As we fall into a season where many of us tend to “give thanks” for the things we have, I ponder on how myself, and my family, give thanks, not just during this time of year, but all year round. In a world where we are able to seek instant gratification through social media and technology (Amazon, Alexa, Google), how do we teach our children, and ourselves, how to be thankful and show appreciation. Well, I don’t have silver bullet answer, but I can share with you what I, and my family, continue to strive for throughout the year.
Aside from prayer, which is a practice my family and I have as part of our awareness to giving thanks for all that we have, we try to talk about “Highs and Lows” at either the dinner table or in car ride going somewhere. What was your High, something great, fun or that you were proud of for the day. Then, what was your Low, something that was challenging, made you sad or frustrated, or you wish could have happened differently. This allows us to catch up on the day’s events, in a quick snapshot, and then opens up for discussion.

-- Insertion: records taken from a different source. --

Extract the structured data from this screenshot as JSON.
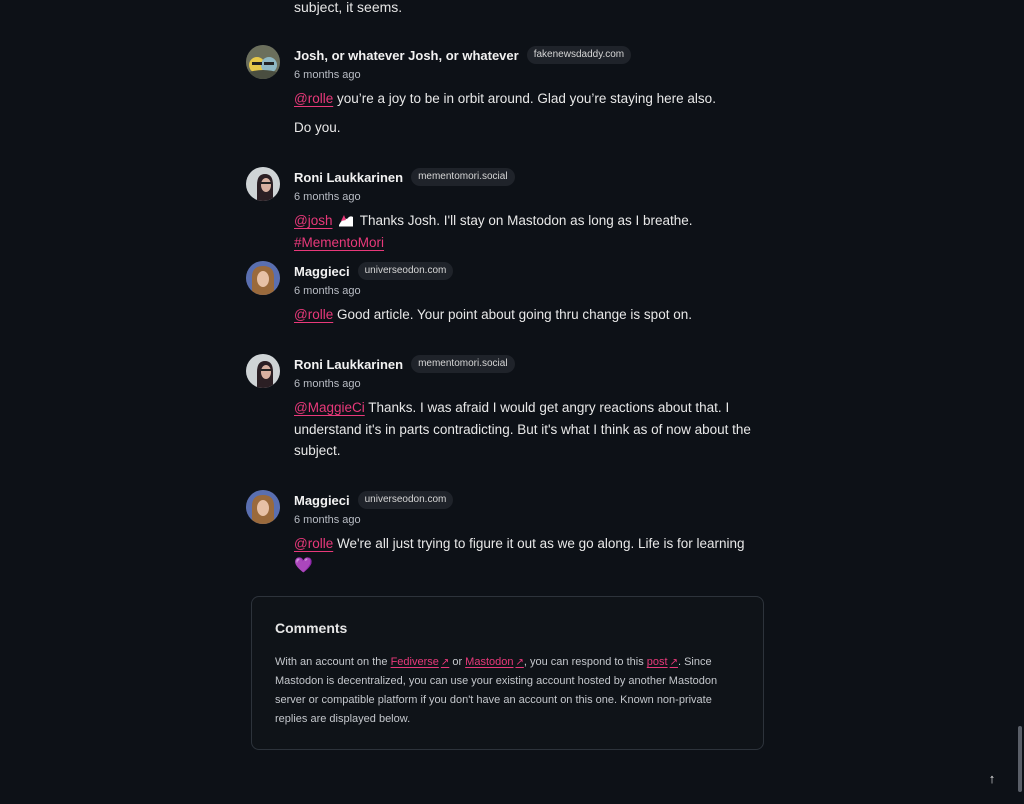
{
  "previous_tail": "subject, it seems.",
  "comments": [
    {
      "author": "Josh, or whatever Josh, or whatever",
      "instance": "fakenewsdaddy.com",
      "time": "6 months ago",
      "avatar_icon": "cartoon-avatar-icon",
      "paragraphs": [
        {
          "mention": "@rolle",
          "text": " you’re a joy to be in orbit around. Glad you’re staying here also."
        },
        {
          "mention": "",
          "text": "Do you."
        }
      ]
    },
    {
      "author": "Roni Laukkarinen",
      "instance": "mementomori.social",
      "time": "6 months ago",
      "avatar_icon": "person-avatar-icon",
      "mention": "@josh",
      "emoji_icon": "custom-emoji-icon",
      "text": " Thanks Josh. I'll stay on Mastodon as long as I breathe. ",
      "hashtag": "#MementoMori"
    },
    {
      "author": "Maggieci",
      "instance": "universeodon.com",
      "time": "6 months ago",
      "avatar_icon": "person-avatar-icon",
      "mention": "@rolle",
      "text": " Good article. Your point about going thru change is spot on."
    },
    {
      "author": "Roni Laukkarinen",
      "instance": "mementomori.social",
      "time": "6 months ago",
      "avatar_icon": "person-avatar-icon",
      "mention": "@MaggieCi",
      "text": " Thanks. I was afraid I would get angry reactions about that. I understand it's in parts contradicting. But it's what I think as of now about the subject."
    },
    {
      "author": "Maggieci",
      "instance": "universeodon.com",
      "time": "6 months ago",
      "avatar_icon": "person-avatar-icon",
      "mention": "@rolle",
      "text": " We're all just trying to figure it out as we go along. Life is for learning ",
      "emoji": "💜"
    }
  ],
  "comments_box": {
    "title": "Comments",
    "desc_1": "With an account on the ",
    "link_fediverse": "Fediverse",
    "desc_2": " or ",
    "link_mastodon": "Mastodon",
    "desc_3": ", you can respond to this ",
    "link_post": "post",
    "desc_4": ". Since Mastodon is decentralized, you can use your existing account hosted by another Mastodon server or compatible platform if you don't have an account on this one. Known non-private replies are displayed below.",
    "external_icon": "↗"
  },
  "back_to_top_icon": "↑",
  "colors": {
    "background": "#0d1117",
    "accent": "#e8397a"
  }
}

I have to be honest, there are days when it is hard to think of a “High”, but that is where the appreciation comes and the challenge to dig deep. It doesn’t have to be a huge event or notable gesture but could be the simple fact that it was a sunny day and I got to step outside to enjoy the sunshine, if even for a few minutes, to feel the warmth on my face. It could be the fact that my kids did their homework without me asking 10 times. While this may seem little, it is the small things we need to look for to say “Thank You”. Thank you to my kids for doing such a great job working on their homework. Thank you to my husband, for cleaning the dishes (something I ask him to do every evening after dinner, but don’t always say thank you). Thank you to one of my team members for providing me a quick answer on something I really needed, and their quick response helped to make my job that much easier. Thank you to a teacher, who made my son’s day that much better, by easing his anxiety about a subject at hand.
As we look at the little things in life, or the tasks that are “expected” to be done by others, how do we make a conscious effort to show gratitude to someone? How do we create that culture of gratitude and exemplify it for our children and family? My goal, this season and as we move into the new year, is to consciously say “Thank You” to someone each day and encourage my family to find ways to do the same. With that simple task, I hope my family and I can make a difference in creating a more grateful and positive world. Maybe catch someone off guard with a word of appreciation when they least expect it. Instead of asking my family about “Highs and Lows” each day, the question will be “Who did you thank today?”
Thank you, for letting me share my thoughts with you today!